Miami Music Week began in 2011, taking place from 24–27 March, ending at the same time Ultra Music Festival had concluded its thirteenth edition. Since then, Miami Music Week has continued to grow every year, eventually becoming one of the world's largest congregations of dance music lovers.

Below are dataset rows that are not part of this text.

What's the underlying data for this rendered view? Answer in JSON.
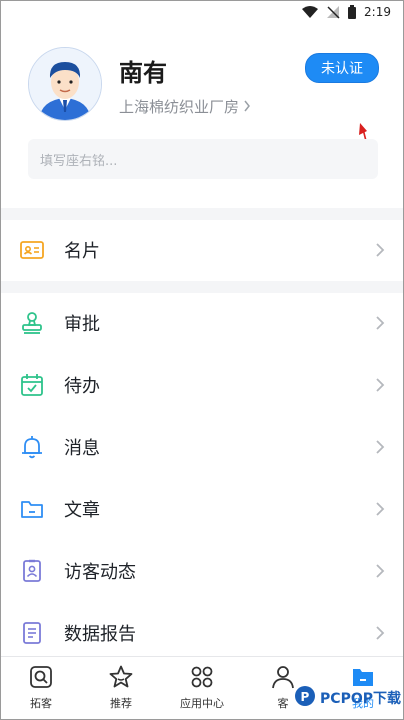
{
  "status_bar": {
    "time": "2:19"
  },
  "profile": {
    "name": "南有",
    "company": "上海棉纺织业厂房",
    "verify_label": "未认证",
    "motto_placeholder": "填写座右铭..."
  },
  "menu": {
    "card": "名片",
    "approval": "审批",
    "todo": "待办",
    "messages": "消息",
    "articles": "文章",
    "visitor_activity": "访客动态",
    "data_report": "数据报告"
  },
  "tabs": [
    {
      "label": "拓客"
    },
    {
      "label": "推荐"
    },
    {
      "label": "应用中心"
    },
    {
      "label": "客"
    },
    {
      "label": "我的"
    }
  ],
  "watermark": {
    "text": "PCPOP下载"
  },
  "colors": {
    "accent": "#1e8bf5",
    "icon_orange": "#f5a623",
    "icon_green": "#2ec38b",
    "icon_blue": "#2f8ef4",
    "icon_purple": "#7b7bd8"
  }
}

On March 21, 2018, Miami Music Week bought out the Winter Music Conference and the International Dance Music Awards.

== Artists and venues ==

There have been many other hotels that have hosted pool parties during previous editions of Miami Music Week. These include the Gale Hotel, Dream Hotel, Raleigh Hotel, SLS Hotel, Surfcomber Hotel, Nautilus South Beach, Congress Hotel, Albion Hotel, and many others located around Miami Beach.

Miami Music Week has gained popularity through notable reunions, debuts, and traditions. This includes the return of Deep Dish (Sharam & Dubfire); and the debut of ENTER. in Miami; the massive 24-hour marathon party, Get Lost which is hosted by Crosstown Rebels; and of course Ultra Music Festival, which consistently proves to be one of the most popular music festivals in the world.

Labels like Crosstown Rebels, Music On, Armada, Spinnin', Revealed, Monstercat, Anjunabeats, Mixmash, Dirtybird, Fool's Gold, Mad Decent, Axtone, and mau5trap hosted events during this past edition of Miami Music Week across venues throughout the city of Miami. Artists who have appeared at Miami Music Week in the past include the likes of Armin van Buuren, Hardwell, Afrojack, Axwell, Steve Angello, Above & Beyond, Eric Prydz, Luciano, Markus Schulz, Damian Lazarus, Marco Carola, Sander van Doorn, Martin Garrix, Laidback Luke, Tiesto, David Guetta, Kaskade, Skrillex, Cashmere Cat, Chet Faker, Richie Hawtin, Josh Wink, Solomun, and many more.

=== Miami Music Week Hotel (2015–present) ===

In 2015, Miami Music Week announced the first-ever Miami Music Week Hotel, which was located at the Delano Hotel in South Beach, Florida. In 2016, the Miami Music Week Hotel once again took place at the Delano Hotel. The MMW Hotel has served as the epicenter of parties during Miami Music Week. The hotel has hosted official events at both the Delano Beach Club and the FDR Lounge & Nightclub during the past two years. Artists like The Magician, Robin Schulz, Klingande, Carl Cox, Dirty South, Oliver Heldens, Disclosure, Claude Vonstroke, and Guy Gerber have hosted events at the Miami Music Week Hotel during the past two editions of Miami Music Week.

=== 2020: Miami Music Week cancellation ===
Miami-Dade County declared a state of emergency due to the COVID-19 outbreak. This forced the Ultra Music Festival to postpone and shortly after, the Winter Music Conference followed suit. The Miami Music Week has returned since the initial lockdown of COVID-19, most recently occurring in March 2024.